All of her children survive, except for her sons who are killed in conflicts, and although Rubiera was sometimes cold and restrictive to Reyita, he is warm and loving to her children. In her desire to better her children’s life, Reyita submits herself almost completely to her husband, although she eventually has a feminist “awakening” when she joins the Popular Socialist Party. Ultimately, Reyita learns that Rubiera is not in actuality her husband, because he never got their marriage formalized.

Eventually, despite Rubiera’s betrayal, Reyita is able to find bits of happiness in her 118-person family and her material goods that she purchases herself, as well as her “spiritual riches”. In the beginning of the book Reyita says that now she is happy enough and surrounded by so much love that she wants to live to be 100, a statement that she reinforces at the story’s close. Part II: Thematic Analysis Race and Gender interacted in interesting ways throughout Reyita’s story and in Cuban Society at the time.

To me, it seemed that there were times that it was unclear whether Reyita was being discriminated against because she was black or because she was a woman, or whether it was a mixture of the two. Reyita herself does not think less of herself for being a woman or for being black, although she lives in a society that does think less of her, and that stigmatizes and disenfranchises her for both of those qualities. Reyita is very unique in that

she undergoes a transformation during her marriage, which changes her views about herself and her place in her household.

In the beginning of her marriage, Reyita accepts Rubiera’s harsh restrictions on her social life and her independence, and is submissive and obedient to him. At one point she describes putting his socks on for him while he lies in bed, saying that she volunteers for this sort of task and does it willingly. Reyita and her husband’s perception of her gender changes, however, when she becomes involved with the socialist party and becomes a breadwinner for her family in her own way.

She says that Rubiera guaranteed that he could pay for things that were considered his responsibility as the man of the house, but anything else Reyita had to pay for herself. A specific example she gives is that she raised money on her own to pay to have electricity installed in the house, so that she could buy and operate a radio. Reyita says that with the purchase of the radio, she disrupted "the tradition of submission to the man of the house" (p. 145). Despite Reyita’s personal feminist victories, I found it interesting that there still seemed to be evidence of gender-based discrimination in her life.

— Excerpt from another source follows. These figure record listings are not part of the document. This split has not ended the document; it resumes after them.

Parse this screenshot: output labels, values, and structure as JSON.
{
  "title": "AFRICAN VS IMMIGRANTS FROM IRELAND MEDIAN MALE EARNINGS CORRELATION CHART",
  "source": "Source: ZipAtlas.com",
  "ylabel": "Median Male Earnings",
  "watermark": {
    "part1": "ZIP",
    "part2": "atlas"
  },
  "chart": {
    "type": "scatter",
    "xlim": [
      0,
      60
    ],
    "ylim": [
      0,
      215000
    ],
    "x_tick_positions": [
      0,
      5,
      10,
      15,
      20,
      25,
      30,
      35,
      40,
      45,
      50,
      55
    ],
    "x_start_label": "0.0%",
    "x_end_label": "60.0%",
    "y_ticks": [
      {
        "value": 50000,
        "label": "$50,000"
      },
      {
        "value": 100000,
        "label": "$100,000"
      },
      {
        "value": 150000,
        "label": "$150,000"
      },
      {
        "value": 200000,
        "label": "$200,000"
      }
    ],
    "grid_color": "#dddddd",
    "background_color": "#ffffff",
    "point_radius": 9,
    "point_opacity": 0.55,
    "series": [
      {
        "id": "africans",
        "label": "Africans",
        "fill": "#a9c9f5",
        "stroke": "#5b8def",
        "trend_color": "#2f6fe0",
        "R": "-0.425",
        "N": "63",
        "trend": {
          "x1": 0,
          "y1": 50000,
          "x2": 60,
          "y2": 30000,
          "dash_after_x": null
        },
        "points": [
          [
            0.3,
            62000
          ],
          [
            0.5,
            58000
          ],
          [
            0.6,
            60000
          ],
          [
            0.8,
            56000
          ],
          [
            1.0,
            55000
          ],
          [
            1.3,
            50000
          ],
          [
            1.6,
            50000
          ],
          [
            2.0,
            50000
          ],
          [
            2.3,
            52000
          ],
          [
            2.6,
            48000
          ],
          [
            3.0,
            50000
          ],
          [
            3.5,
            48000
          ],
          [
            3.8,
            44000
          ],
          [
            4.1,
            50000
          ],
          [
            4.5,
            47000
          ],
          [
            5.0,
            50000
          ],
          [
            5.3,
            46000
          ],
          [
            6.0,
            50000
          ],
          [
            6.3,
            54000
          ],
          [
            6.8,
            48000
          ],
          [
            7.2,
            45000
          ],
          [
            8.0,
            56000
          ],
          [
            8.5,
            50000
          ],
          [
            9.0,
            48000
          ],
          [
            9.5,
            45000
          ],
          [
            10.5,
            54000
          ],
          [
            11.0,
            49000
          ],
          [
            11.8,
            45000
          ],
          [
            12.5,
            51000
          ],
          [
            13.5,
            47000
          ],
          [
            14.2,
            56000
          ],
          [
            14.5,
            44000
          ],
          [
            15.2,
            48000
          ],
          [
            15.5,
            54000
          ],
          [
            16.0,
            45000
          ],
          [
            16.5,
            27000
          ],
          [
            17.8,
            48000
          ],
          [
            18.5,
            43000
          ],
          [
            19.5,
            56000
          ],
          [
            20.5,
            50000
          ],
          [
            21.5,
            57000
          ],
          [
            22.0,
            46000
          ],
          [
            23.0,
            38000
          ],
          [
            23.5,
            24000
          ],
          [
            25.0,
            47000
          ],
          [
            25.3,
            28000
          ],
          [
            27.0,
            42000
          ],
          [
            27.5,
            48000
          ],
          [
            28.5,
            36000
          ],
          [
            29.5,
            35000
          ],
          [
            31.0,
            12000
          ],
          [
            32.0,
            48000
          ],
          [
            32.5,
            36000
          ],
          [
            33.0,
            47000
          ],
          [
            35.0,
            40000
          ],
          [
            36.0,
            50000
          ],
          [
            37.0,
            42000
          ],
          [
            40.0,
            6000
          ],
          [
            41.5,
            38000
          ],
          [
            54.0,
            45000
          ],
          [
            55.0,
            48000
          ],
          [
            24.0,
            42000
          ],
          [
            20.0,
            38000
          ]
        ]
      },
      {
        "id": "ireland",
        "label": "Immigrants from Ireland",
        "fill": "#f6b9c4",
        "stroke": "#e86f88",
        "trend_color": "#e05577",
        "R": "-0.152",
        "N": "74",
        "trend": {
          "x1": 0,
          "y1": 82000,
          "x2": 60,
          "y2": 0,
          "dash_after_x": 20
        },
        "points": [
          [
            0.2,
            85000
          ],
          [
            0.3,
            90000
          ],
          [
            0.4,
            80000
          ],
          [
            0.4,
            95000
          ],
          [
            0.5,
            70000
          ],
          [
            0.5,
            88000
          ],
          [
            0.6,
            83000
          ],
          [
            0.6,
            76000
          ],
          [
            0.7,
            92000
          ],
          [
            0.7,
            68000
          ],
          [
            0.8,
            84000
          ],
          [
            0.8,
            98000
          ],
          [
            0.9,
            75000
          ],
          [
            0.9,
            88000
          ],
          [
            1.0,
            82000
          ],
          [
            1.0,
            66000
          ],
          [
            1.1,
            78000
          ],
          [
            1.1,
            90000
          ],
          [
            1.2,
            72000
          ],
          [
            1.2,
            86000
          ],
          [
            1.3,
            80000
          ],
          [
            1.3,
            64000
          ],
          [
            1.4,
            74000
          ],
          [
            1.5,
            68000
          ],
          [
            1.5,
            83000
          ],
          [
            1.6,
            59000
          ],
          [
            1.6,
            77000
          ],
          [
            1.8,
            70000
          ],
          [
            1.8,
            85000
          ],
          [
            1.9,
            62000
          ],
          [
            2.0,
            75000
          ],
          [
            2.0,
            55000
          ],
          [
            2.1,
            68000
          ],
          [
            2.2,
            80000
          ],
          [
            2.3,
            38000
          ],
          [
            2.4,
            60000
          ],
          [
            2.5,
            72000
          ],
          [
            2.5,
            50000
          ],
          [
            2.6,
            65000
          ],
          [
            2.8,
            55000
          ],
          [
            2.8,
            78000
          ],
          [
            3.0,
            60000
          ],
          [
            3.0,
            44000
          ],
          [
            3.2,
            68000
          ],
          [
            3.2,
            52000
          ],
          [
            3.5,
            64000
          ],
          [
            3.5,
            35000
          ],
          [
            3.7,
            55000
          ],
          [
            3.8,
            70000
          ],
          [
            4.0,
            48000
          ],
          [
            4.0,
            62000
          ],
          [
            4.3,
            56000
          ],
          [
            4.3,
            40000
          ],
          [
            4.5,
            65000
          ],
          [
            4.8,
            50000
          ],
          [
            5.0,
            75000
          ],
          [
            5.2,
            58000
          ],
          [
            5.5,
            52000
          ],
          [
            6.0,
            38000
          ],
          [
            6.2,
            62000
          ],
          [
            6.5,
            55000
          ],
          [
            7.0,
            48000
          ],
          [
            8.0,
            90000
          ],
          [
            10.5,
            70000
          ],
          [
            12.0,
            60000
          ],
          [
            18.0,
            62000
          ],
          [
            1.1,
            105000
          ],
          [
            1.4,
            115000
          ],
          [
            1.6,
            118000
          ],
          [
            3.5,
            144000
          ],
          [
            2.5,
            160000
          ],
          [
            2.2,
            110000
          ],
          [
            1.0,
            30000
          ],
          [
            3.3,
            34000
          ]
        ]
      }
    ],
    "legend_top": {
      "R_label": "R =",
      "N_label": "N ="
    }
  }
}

For example, when Reyita becomes a member of an organization that works to promote equality not only between white and black Cubans, but also between men and women, there is evidence of enforcement of traditional gender roles in her work there. Reyita does exclusively ‘women’s work’ for the organization, holding bakesales and parties, making food, cleaning, and working as a dressmaker. It seems

that the organization contradicts itself and its desire to have equality by assigning women to do unequal work as a means of helping the cause.